Tolak Rencana Aksi Mogok Nasional, K-Sarbumusi Sudah Beri Masukan ke Pemerintah

oleh
oleh
Wakil Presiden K-Sarbumusi, Sukitman Sudjatmiko.

JAKARTA, REPORTER.ID – Wakil Presiden Konfederasi Sarikat Buruh Muslimin Indonesia (K-Sarbumusi) Sukitman Sudjatmiko menyatakan menolak adanya Mogok Nasional pada tanggal 6-8 Oktober 2020 dalam kerangka pembahasan draf Rancangan Undang-undang (RUU) Omnibus Law Cipta Kerja (Ciptaker), khususnya kluster Ketenagakerjaan yang rencananya akan disahkan dalam masa sidang ke-1 Tahun Sidang 2020-2021 yang nantinya disahkan menjadi Undang-Undang, dengan berbagai dinamika yang terjadi saat ini baik Pemerintah dan DPR sudah sedemikian maksimal melibatkan serikat pekerja/serikat buruh.

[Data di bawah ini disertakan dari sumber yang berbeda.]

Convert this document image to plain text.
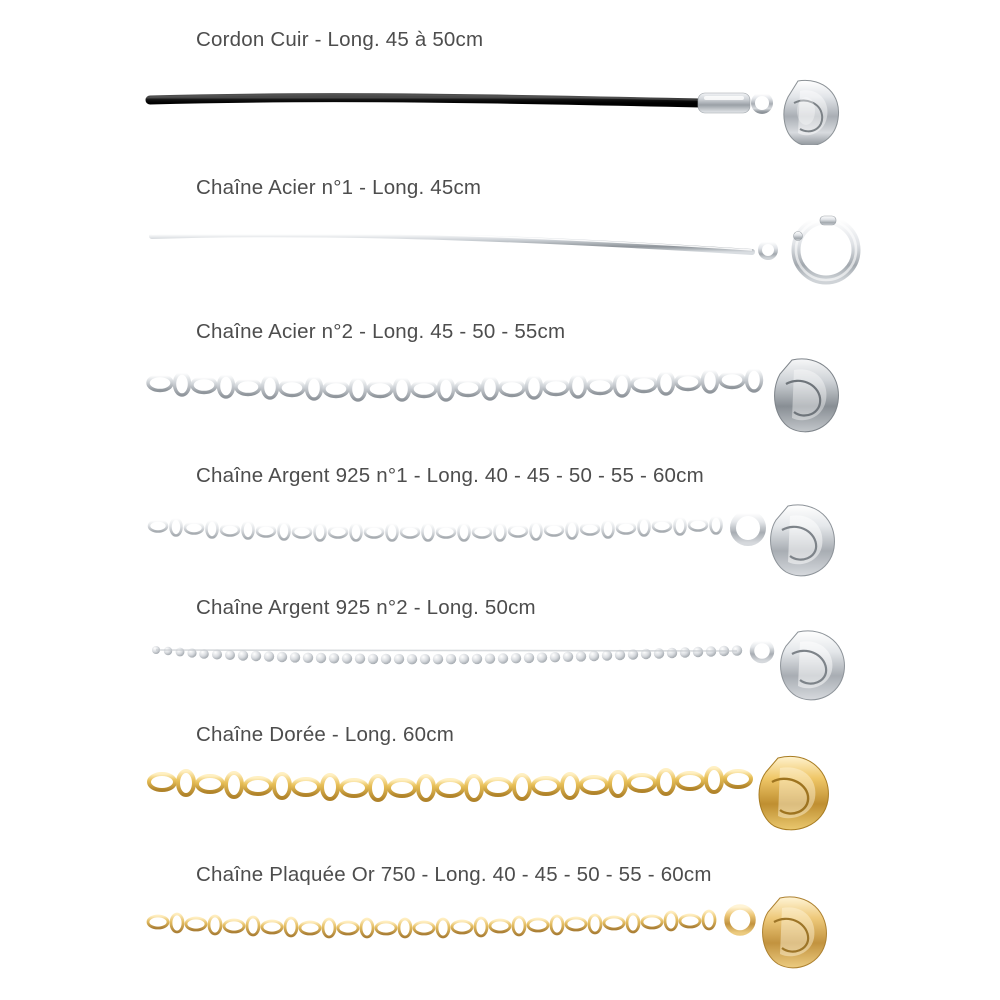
Cordon Cuir - Long. 45 à 50cm
Chaîne Acier n°1 - Long. 45cm
Chaîne Acier n°2 - Long. 45 - 50 - 55cm
Chaîne Argent 925 n°1 - Long. 40 - 45 - 50 - 55 - 60cm
Chaîne Argent 925 n°2 - Long. 50cm
Chaîne Dorée - Long. 60cm
Chaîne Plaquée Or 750 - Long. 40 - 45 - 50 - 55 - 60cm
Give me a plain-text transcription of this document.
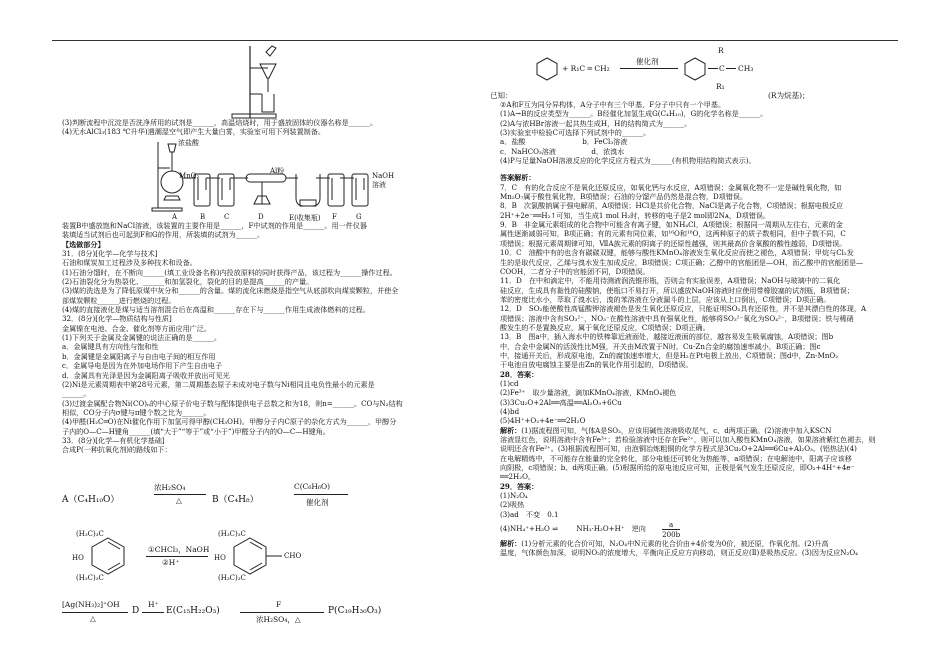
(3)判断流程中沉淀是否洗净所用的试剂是______，高温焙烧时，用于盛放固体的仪器名称是______。
(4)无水AlCl₃(183 ℃升华)遇潮湿空气即产生大量白雾，实验室可用下列装置制备。
浓盐酸
MnO₂
Al粉
NaOH
溶液
A	B	C	D	E(收集瓶) F	G
装置B中盛放饱和NaCl溶液，该装置的主要作用是______，F中试剂的作用是______。用一件仪器
装填适当试剂后也可起到F和G的作用，所装填的试剂为______。
【选做部分】
31．(8分)[化学—化学与技术]
石油和煤炭加工过程涉及多种技术和设备。
(1)石油分馏时，在不断向______(填工业设备名称)内投放原料的同时获得产品，该过程为______操作过程。
(2)石油裂化分为热裂化、______和加氢裂化，裂化的目的是提高______的产量。
(3)煤的洗选是为了降低原煤中灰分和______的含量。煤的流化床燃烧是指空气从底部吹向煤炭颗粒，并使全
部煤炭颗粒______进行燃烧的过程。
(4)煤的直接液化是煤与适当溶剂混合后在高温和______存在下与______作用生成液体燃料的过程。
32．(8分)[化学—物质结构与性质]
金属镍在电池、合金、催化剂等方面应用广泛。
(1)下列关于金属及金属键的说法正确的是______。
a．金属键具有方向性与饱和性
b．金属键是金属阳离子与自由电子间的相互作用
c．金属导电是因为在外加电场作用下产生自由电子
d．金属具有光泽是因为金属阳离子吸收并放出可见光
(2)Ni是元素周期表中第28号元素，第二周期基态原子未成对电子数与Ni相同且电负性最小的元素是
______。
(3)过渡金属配合物Ni(CO)ₙ的中心原子价电子数与配体提供电子总数之和为18，则n=______。CO与N₂结构
相似，CO分子内σ键与π键个数之比为______。
(4)甲醛(H₂C═O)在Ni催化作用下加氢可得甲醇(CH₃OH)。甲醇分子内C原子的杂化方式为______，甲醇分
子内的O—C—H键角______(填“大于”“等于”或“小于”)甲醛分子内的O—C—H键角。
33．(8分)[化学—有机化学基础]
合成P(一种抗氧化剂)的路线如下：
A（C₄H₁₀O）
浓H₂SO₄
△	B（C₄H₈）
C(C₆H₆O)
催化剂
(H₃C)₃C
HO
(H₃C)₃C
①CHCl₃，NaOH
②H⁺
(H₃C)₃C
HO
(H₃C)₃C
CHO
[Ag(NH₃)₂]⁺OH
△
D
H⁺
E(C₁₅H₂₂O₃)
F
浓H₂SO₄，△
P(C₁₉H₃₀O₃)
+ R₁C ═ CH₂
催化剂
R
C CH₃
R₁
已知：	(R为烷基)；
②A和F互为同分异构体，A分子中有三个甲基，F分子中只有一个甲基。
(1)A→B的反应类型为______。B经催化加氢生成G(C₄H₁₀)，G的化学名称是______。
(2)A与浓HBr溶液一起共热生成H，H的结构简式为______。
(3)实验室中检验C可选择下列试剂中的______。
a．盐酸　　　　　　　　b．FeCl₃溶液
c．NaHCO₃溶液　　　　　d．浓溴水
(4)P与足量NaOH溶液反应的化学反应方程式为______(有机物用结构简式表示)。
答案解析：
7．C　有的化合反应不是氧化还原反应，如氧化钙与水反应，A项错误；金属氧化物不一定是碱性氧化物，如
Mn₂O₇属于酸性氧化物，B项错误；石油的分馏产品仍然是混合物，D项错误。
8．B　次氯酸钠属于强电解质，A项错误；HCl是共价化合物，NaCl是离子化合物，C项错误；根据电极反应
2H⁺+2e⁻══H₂↑可知，当生成1 mol H₂时，转移的电子是2 mol即2Nᴀ，D项错误。
9．B　非金属元素组成的化合物中可能含有离子键，如NH₄Cl，A项错误；根据同一周期从左往右，元素的金
属性逐渐减弱可知，B项正确；有的元素有同位素，如¹⁶O和¹⁸O，这两种原子的质子数相同，但中子数不同，C
项错误；根据元素周期律可知，ⅦA族元素的阴离子的还原性越强，则其最高价含氧酸的酸性越弱，D项错误。
10．C　油酸中有的也含有碳碳双键，能够与酸性KMnO₄溶液发生氧化反应而使之褪色，A项错误；甲烷与Cl₂发
生的是取代反应，乙烯与溴水发生加成反应，B项错误；C项正确；乙醇中的官能团是—OH，而乙酸中的官能团是—
COOH，二者分子中的官能团不同，D项错误。
11．D　在中和滴定中，不能用待测液润洗锥形瓶，否则会有实验误差，A项错误；NaOH与玻璃中的二氧化
硅反应，生成具有黏性的硅酸钠，使瓶口不易打开，所以盛放NaOH溶液时应使用带橡胶塞的试剂瓶，B项错误；
苯的密度比水小，萃取了溴水后，溴的苯溶液在分液漏斗的上层，应该从上口倒出，C项错误；D项正确。
12．D　SO₂能使酸性高锰酸钾溶液褪色是发生氧化还原反应，只能证明SO₂具有还原性，并不是其漂白性的体现，A
项错误；溶液中含有SO₃²⁻，NO₃⁻在酸性溶液中具有强氧化性，能够将SO₃²⁻氧化为SO₄²⁻，B项错误；铁与稀硝
酸发生的不是置换反应，属于氧化还原反应，C项错误；D项正确。
13．B　图a中，插入海水中的铁棒靠近液面处，越接近液面的部位，越容易发生吸氧腐蚀，A项错误；图b
中，合金中金属N的活泼性比M强，开关由M改置于N时，Cu-Zn合金的腐蚀速率减小，B项正确；图c
中，接通开关后，形成原电池，Zn的腐蚀速率增大，但是H₂在Pt电极上放出，C项错误；图d中，Zn-MnO₂
干电池自放电腐蚀主要是由Zn的氧化作用引起的，D项错误。
28．答案：
(1)cd
(2)Fe³⁺　取少量溶液，滴加KMnO₄溶液，KMnO₄褪色
(3)3Cu₂O+2Al══高温══Al₂O₃+6Cu
(4)bd
(5)4H⁺+O₂+4e⁻══2H₂O
解析：(1)据流程图可知，气体A是SO₂，应该用碱性溶液吸收尾气，c、d两项正确。(2)溶液中加入KSCN
溶液显红色，说明溶液中含有Fe³⁺；若检验溶液中还存在Fe²⁺，则可以加入酸性KMnO₄溶液，如果溶液紫红色褪去，则
说明还含有Fe²⁺。(3)根据流程图可知，由泡铜冶炼粗铜的化学方程式是3Cu₂O+2Al══6Cu+Al₂O₃。(铝热法)(4)
在电解精炼中，不可能存在能量的完全转化，部分电能还可转化为热能等，a项错误；在电解池中，阳离子应该移
向阴极，c项错误；b、d两项正确。(5)根据所给的原电池反应可知，正极是氧气发生还原反应，即O₂+4H⁺+4e⁻
══2H₂O。
29．答案：
(1)N₂O₄
(2)吸热
(3)ad　不变　0.1
(4)NH₄⁺+H₂O ⇌	NH₃·H₂O+H⁺　逆向 $\frac{a}{200b}$
解析：(1)分析元素的化合价可知，N₂O₄中N元素的化合价由+4价变为0价，被还原，作氧化剂。(2)升高
温度，气体颜色加深，说明NO₂的浓度增大，平衡向正反应方向移动，则正反应(Ⅱ)是吸热反应。(3)因为反应N₂O₄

“Kita sudah memberikan masukan kepada Pemerintah dan konfederasi Sarbumusi terlibat aktif dalam tim tripartit yang mengakomodir masukan-masukan dari Serikat Pekerja/Serikat Buruh, masukan ini juga sudah diberikan baik kepada Pemerintah maupun kepada DPR, sehingga kita berharap akan menjadi bagian dari substansi draf RUU Ciptaker, kususnya kluster Ketenagakerjaan,” kata Sukitman melalui keterangan persnya, Sabtu (3/10/2020).

Karena dia melihat, Pemerintah berupaya sungguh-sungguh untuk mengakomodir dan berupaya maksimal melibatkan serikat buruh, dan ini terlihat dengan adanya perubahan pembaharuan draft RUU Ciptaker kluster Ketenagakerjaan yang diusulkan oleh Pemerintah ke DPR. Menurut Sukitman, sepanjang pembahasannya di DPR nanti dilakukan secara transparan dan melibatkan seluruh stake holder dari kelompok buruh, tidak ada masalah.

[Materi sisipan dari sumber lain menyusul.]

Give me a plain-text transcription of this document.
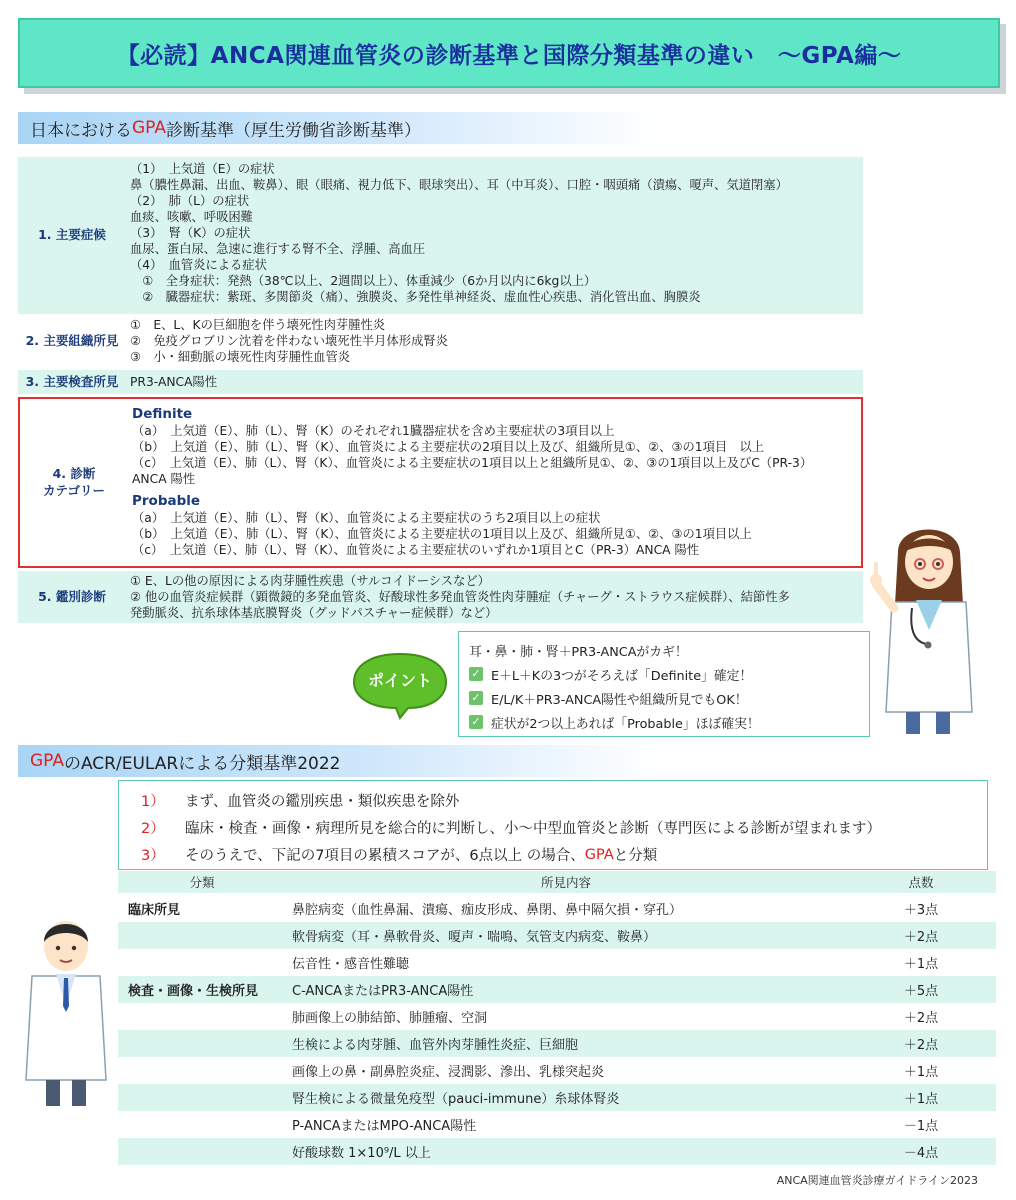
【必読】ANCA関連血管炎の診断基準と国際分類基準の違い　～GPA編～
日本における GPA 診断基準（厚生労働省診断基準）
1. 主要症候
（1）　上気道（E）の症状
鼻（膿性鼻漏、出血、鞍鼻）、眼（眼痛、視力低下、眼球突出）、耳（中耳炎）、口腔・咽頭痛（潰瘍、嗄声、気道閉塞）
（2）　肺（L）の症状
血痰、咳嗽、呼吸困難
（3）　腎（K）の症状
血尿、蛋白尿、急速に進行する腎不全、浮腫、高血圧
（4）　血管炎による症状
　①　全身症状：発熱（38℃以上、2週間以上）、体重減少（6か月以内に6kg以上）
　②　臓器症状：紫斑、多関節炎（痛）、強膜炎、多発性単神経炎、虚血性心疾患、消化管出血、胸膜炎
2. 主要組織所見
①　E、L、Kの巨細胞を伴う壊死性肉芽腫性炎
②　免疫グロブリン沈着を伴わない壊死性半月体形成腎炎
③　小・細動脈の壊死性肉芽腫性血管炎
3. 主要検査所見 PR3-ANCA陽性
4. 診断
カテゴリー
Definite
（a）　上気道（E）、肺（L）、腎（K）のそれぞれ1臓器症状を含め主要症状の3項目以上
（b）　上気道（E）、肺（L）、腎（K）、血管炎による主要症状の2項目以上及び、組織所見①、②、③の1項目　以上
（c）　上気道（E）、肺（L）、腎（K）、血管炎による主要症状の1項目以上と組織所見①、②、③の1項目以上及びC（PR-3）
ANCA 陽性
Probable
（a）　上気道（E）、肺（L）、腎（K）、血管炎による主要症状のうち2項目以上の症状
（b）　上気道（E）、肺（L）、腎（K）、血管炎による主要症状の1項目以上及び、組織所見①、②、③の1項目以上
（c）　上気道（E）、肺（L）、腎（K）、血管炎による主要症状のいずれか1項目とC（PR-3）ANCA 陽性
5. 鑑別診断
① E、Lの他の原因による肉芽腫性疾患（サルコイドーシスなど）
② 他の血管炎症候群（顕微鏡的多発血管炎、好酸球性多発血管炎性肉芽腫症（チャーグ・ストラウス症候群）、結節性多
発動脈炎、抗糸球体基底膜腎炎（グッドパスチャー症候群）など）
ポイント
耳・鼻・肺・腎＋PR3-ANCAがカギ！
✓ E＋L＋Kの3つがそろえば「Definite」確定！
✓ E/L/K＋PR3-ANCA陽性や組織所見でもOK！
✓ 症状が2つ以上あれば「Probable」ほぼ確実！
GPA のACR/EULARによる分類基準2022
1）	まず、血管炎の鑑別疾患・類似疾患を除外
2）	臨床・検査・画像・病理所見を総合的に判断し、小～中型血管炎と診断（専門医による診断が望まれます）
3）	そのうえで、下記の7項目の累積スコアが、6点以上 の場合、 GPA と分類
分類	所見内容	点数
臨床所見	鼻腔病変（血性鼻漏、潰瘍、痂皮形成、鼻閉、鼻中隔欠損・穿孔）	＋3点
軟骨病変（耳・鼻軟骨炎、嗄声・喘鳴、気管支内病変、鞍鼻）	＋2点
伝音性・感音性難聴	＋1点
検査・画像・生検所見	C-ANCAまたはPR3-ANCA陽性	＋5点
肺画像上の肺結節、肺腫瘤、空洞	＋2点
生検による肉芽腫、血管外肉芽腫性炎症、巨細胞	＋2点
画像上の鼻・副鼻腔炎症、浸潤影、滲出、乳様突起炎	＋1点
腎生検による微量免疫型（pauci-immune）糸球体腎炎	＋1点
P-ANCAまたはMPO-ANCA陽性	－1点
好酸球数 1×10⁹/L 以上	－4点
ANCA関連血管炎診療ガイドライン2023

“Advokasi yang kami lakukan sudah melalui jalan panjang, dengan melakukan kajian kritis, kirim surat massal bersama, loby-loby, audiensi ke pemerintah, DPR termasuk publikasi media sampai dengan masuk terlibat dalam tim tripartit untuk menyuarakan usulan substansi kluster Ketenagakerjaan, dan proses perjuangan itu saat ini sedang kita kawal terus agar sesuai dengan harapan pekerja/buruh Indonesia,” ujar Sukitman.

Dalam konteks mogok kerja, menurut Sukitman, hal itu tidak dikenal dalam Undang-Undang Nomor 13 Tahun 3003 tentang Ketenagakerjaan, karena mogok kerja sebagai hak dasar pekerja/buruh dan dilakukan secara sah, tertib dan damai serta yang terpenting diakibatkan karena gagalnya perundingan, dan ini bukan hak yang bersifat absolut akan tetapi bersifat limitatif artinya ada mekanisme dan prosedur yang harus dilakukan, mogok kerja akibat gagal perundingan yang dilakukan untuk menghentikan proses produksi dan bersifat kedalam perusahaan bukan kepada kebijakan pemerintah.

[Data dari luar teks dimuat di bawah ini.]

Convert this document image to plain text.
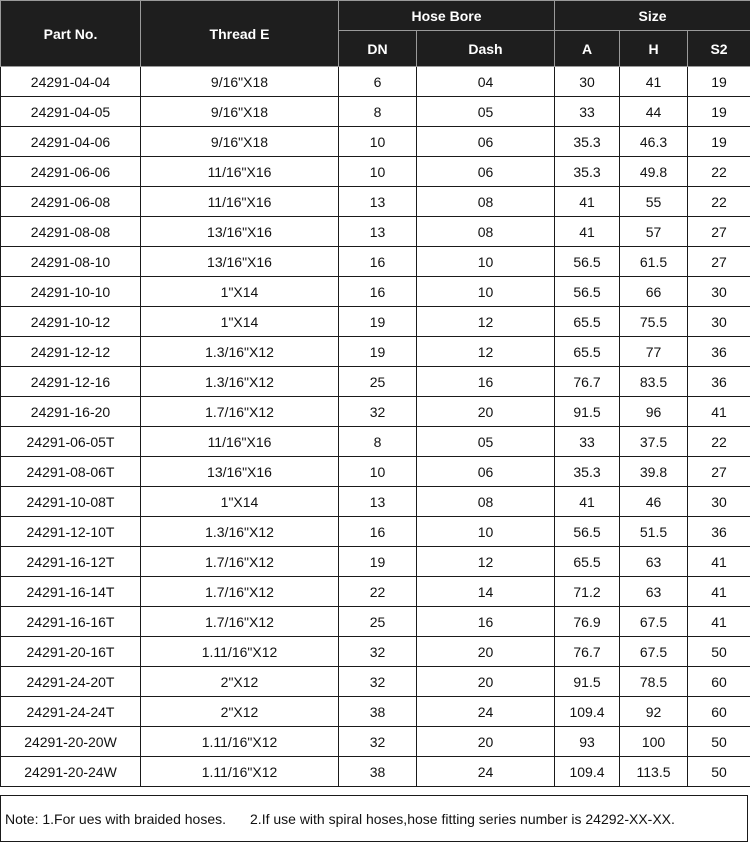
Part No.	Thread E	Hose Bore		Size		
		DN	Dash	A	H	S2
24291-04-04	9/16"X18	6	04	30	41	19
24291-04-05	9/16"X18	8	05	33	44	19
24291-04-06	9/16"X18	10	06	35.3	46.3	19
24291-06-06	11/16"X16	10	06	35.3	49.8	22
24291-06-08	11/16"X16	13	08	41	55	22
24291-08-08	13/16"X16	13	08	41	57	27
24291-08-10	13/16"X16	16	10	56.5	61.5	27
24291-10-10	1"X14	16	10	56.5	66	30
24291-10-12	1"X14	19	12	65.5	75.5	30
24291-12-12	1.3/16"X12	19	12	65.5	77	36
24291-12-16	1.3/16"X12	25	16	76.7	83.5	36
24291-16-20	1.7/16"X12	32	20	91.5	96	41
24291-06-05T	11/16"X16	8	05	33	37.5	22
24291-08-06T	13/16"X16	10	06	35.3	39.8	27
24291-10-08T	1"X14	13	08	41	46	30
24291-12-10T	1.3/16"X12	16	10	56.5	51.5	36
24291-16-12T	1.7/16"X12	19	12	65.5	63	41
24291-16-14T	1.7/16"X12	22	14	71.2	63	41
24291-16-16T	1.7/16"X12	25	16	76.9	67.5	41
24291-20-16T	1.11/16"X12	32	20	76.7	67.5	50
24291-24-20T	2"X12	32	20	91.5	78.5	60
24291-24-24T	2"X12	38	24	109.4	92	60
24291-20-20W	1.11/16"X12	32	20	93	100	50
24291-20-24W	1.11/16"X12	38	24	109.4	113.5	50
Note: 1.For ues with braided hoses. 2.If use with spiral hoses,hose fitting series number is 24292-XX-XX.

“Yang dikhawatirkan mogok nasional ini, apabila berdampak pada upah yang tidak dibayar oleh pengusaha dan lebih jauh berdampak pada terjadinya PHK besar besaran kerana akibat dari mogok nasional yang dikatagorikan unjuk rasa dalam menciptakan lapangan kerja sudah seharusnya disertai pula upaya,” sebutnya.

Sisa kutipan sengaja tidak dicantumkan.